Banda Aceh – Ketua Laskar Panglima Nanggroe, Sulaiman Manaf, melalui juru bicaranya Muhammad Kahlil Gibran, menyambut penuh haru keputusan Presiden Prabowo Subianto yang menetapkan empat pulau di Aceh Singkil Pulau Panjang, Pulau Lipan, Pulau Mangkir Gadang, dan Pulau Mangkir Ketek secara administratif masuk ke wilayah Provinsi Aceh.
Bagi Laskar Panglima Nanggroe, keputusan ini bukan sekadar pemulihan wilayah administratif. Ini adalah penegasan hak dan martabat Aceh yang selama ini kerap diabaikan.
Gibran menyebut, langkah Presiden Prabowo sebagai bentuk keberpihakan pada kebenaran sejarah, sekaligus membuka jalan harapan baru bagi rakyat Aceh yang setia menggenggam MoU Helsinki sebagai kompas perdamaian.
“Empat pulau itu bukan hanya gugusan tanah di tengah laut, tapi simbol harga diri Aceh. Kita berterima kasih kepada Presiden Prabowo dan juga kepada Gubernur Aceh Muzakir Manaf (Mualem) yang terus konsisten memperjuangkan ini. Ini bukan soal jabatan, ini tentang mengembalikan kehormatan Aceh,” ujar Gibran dalam keterangan tertulis, Selasa (17/06/2025).
Keputusan tersebut diumumkan usai rapat terbatas yang digelar di Istana Kepresidenan Jakarta dan dipimpin langsung oleh Presiden Prabowo Subianto secara daring.
Menteri Sekretaris Negara (Mensesneg), Prasetyo Hadi, menyatakan bahwa berdasarkan dokumen-dokumen resmi pemerintahan, keempat pulau tersebut secara administratif sah sebagai bagian dari Provinsi Aceh.
“Pemerintah mengambil keputusan bahwa keempat pulau yakni Pulau Panjang, Pulau Lipan, Pulau Mangkir Gadang, dan Pulau Mangkir Ketek secara administratif masuk ke wilayah Aceh,” kata Prasetyo di Kantor Presiden.
Gibran menyebut, perjuangan ini adalah awal dari rangkaian panjang yang belum selesai. Ia menyinggung bahwa semangat yang dibangun dalam MoU Helsinki tahun 2005 tak boleh dikhianati oleh sikap acuh tak acuh atau kekuasaan yang lupa pada akar sejarah.

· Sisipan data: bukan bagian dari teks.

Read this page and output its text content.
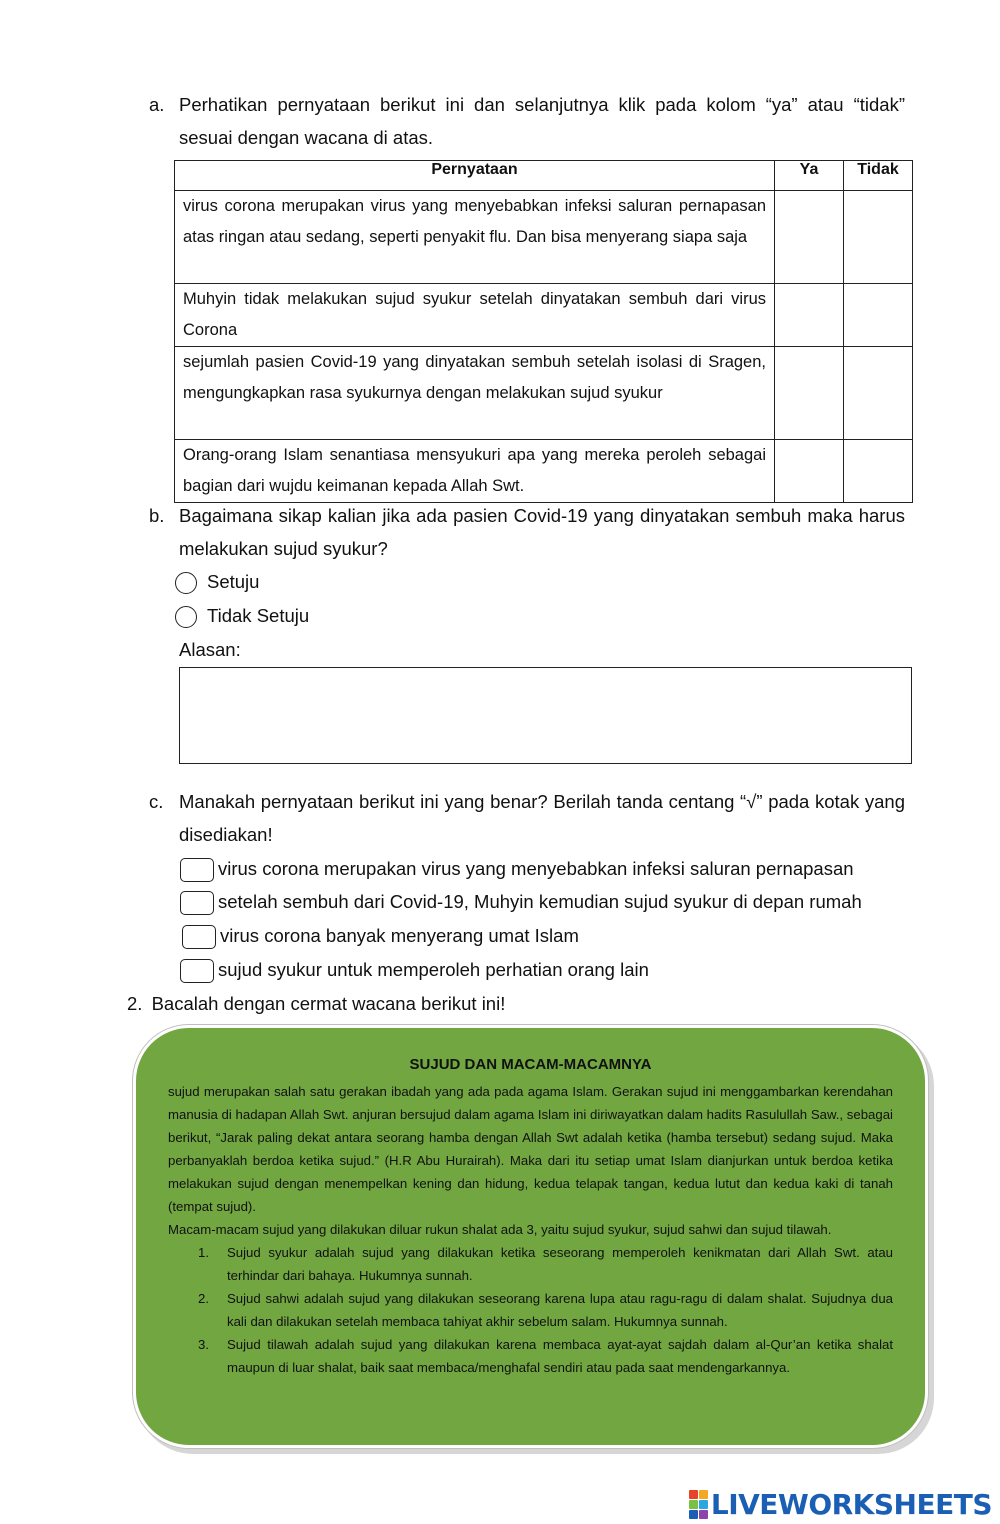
a. Perhatikan pernyataan berikut ini dan selanjutnya klik pada kolom “ya” atau “tidak” sesuai dengan wacana di atas.
Pernyataan	Ya	Tidak
virus corona merupakan virus yang menyebabkan infeksi saluran pernapasan atas ringan atau sedang, seperti penyakit flu. Dan bisa menyerang siapa saja		
Muhyin tidak melakukan sujud syukur setelah dinyatakan sembuh dari virus Corona		
sejumlah pasien Covid-19 yang dinyatakan sembuh setelah isolasi di Sragen, mengungkapkan rasa syukurnya dengan melakukan sujud syukur		
Orang-orang Islam senantiasa mensyukuri apa yang mereka peroleh sebagai bagian dari wujdu keimanan kepada Allah Swt.		
b. Bagaimana sikap kalian jika ada pasien Covid-19 yang dinyatakan sembuh maka harus melakukan sujud syukur?
Setuju
Tidak Setuju
Alasan:
c. Manakah pernyataan berikut ini yang benar? Berilah tanda centang “√” pada kotak yang disediakan!
virus corona merupakan virus yang menyebabkan infeksi saluran pernapasan
setelah sembuh dari Covid-19, Muhyin kemudian sujud syukur di depan rumah
virus corona banyak menyerang umat Islam
sujud syukur untuk memperoleh perhatian orang lain
2. Bacalah dengan cermat wacana berikut ini!
SUJUD DAN MACAM-MACAMNYA

sujud merupakan salah satu gerakan ibadah yang ada pada agama Islam. Gerakan sujud ini menggambarkan kerendahan manusia di hadapan Allah Swt. anjuran bersujud dalam agama Islam ini diriwayatkan dalam hadits Rasulullah Saw., sebagai berikut, “Jarak paling dekat antara seorang hamba dengan Allah Swt adalah ketika (hamba tersebut) sedang sujud. Maka perbanyaklah berdoa ketika sujud.” (H.R Abu Hurairah). Maka dari itu setiap umat Islam dianjurkan untuk berdoa ketika melakukan sujud dengan menempelkan kening dan hidung, kedua telapak tangan, kedua lutut dan kedua kaki di tanah (tempat sujud).

Macam-macam sujud yang dilakukan diluar rukun shalat ada 3, yaitu sujud syukur, sujud sahwi dan sujud tilawah.

1. Sujud syukur adalah sujud yang dilakukan ketika seseorang memperoleh kenikmatan dari Allah Swt. atau terhindar dari bahaya. Hukumnya sunnah.
2. Sujud sahwi adalah sujud yang dilakukan seseorang karena lupa atau ragu-ragu di dalam shalat. Sujudnya dua kali dan dilakukan setelah membaca tahiyat akhir sebelum salam. Hukumnya sunnah.
3. Sujud tilawah adalah sujud yang dilakukan karena membaca ayat-ayat sajdah dalam al-Qur’an ketika shalat maupun di luar shalat, baik saat membaca/menghafal sendiri atau pada saat mendengarkannya.
LIVEWORKSHEETS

“Kalau empat pulau bisa kembali, maka masa depan Aceh yang lebih berdaulat dan bermartabat juga mungkin dicapai. Hari ini kita bicara pulau, besok kita harus bicara bendera,” tegasnya.
Bagi Laskar Panglima Nanggroe, momentum ini juga menjadi seruan moral bagi pemerintah pusat agar tidak lagi mengulur waktu dalam merealisasikan poin-poin penting dalam perjanjian damai Helsinki—terutama soal pengibaran bendera Bintang Bulan sebagai simbol kultural dan politik Aceh.
“Kita ingin Bendera Bintang Bulan bisa berkibar di Serambi Mekkah, bukan sebagai ancaman, tapi sebagai bentuk penghormatan terhadap perjanjian yang ditandatangani dengan darah dan air mata. Kalau kita bisa duduk satu meja untuk bahas pulau, maka sudah waktunya kita duduk satu meja bahas simbol Aceh,” ucap Gibran penuh harap.
Di tengah euforia kembalinya empat pulau ke pangkuan Aceh, Laskar Panglima Nanggroe juga mengajak generasi muda untuk tidak apatis terhadap isu-isu strategis daerah.
Gibran menekankan pentingnya membangun kesadaran politik baru yang berbasis identitas, keadilan, dan masa depan bersama.
“Kita tidak ingin anak muda Aceh tumbuh jadi apatis. Kita ingin mereka bangga dengan tanah kelahirannya. Jangan sampai sejarah hanya jadi cerita lama yang tidak diwariskan secara utuh,” pungkasnya.
Hari ini, air laut di sekitar empat pulau itu terasa lebih tenang. Tapi semangat Aceh tidak sedang mereda. Ia sedang membangun ulang jalannya dengan damai, tapi juga dengan martabat. Karena bagi Aceh, kembali bukan sekadar ke peta, tapi ke dalam pelukan sejarah yang belum selesai ditulis.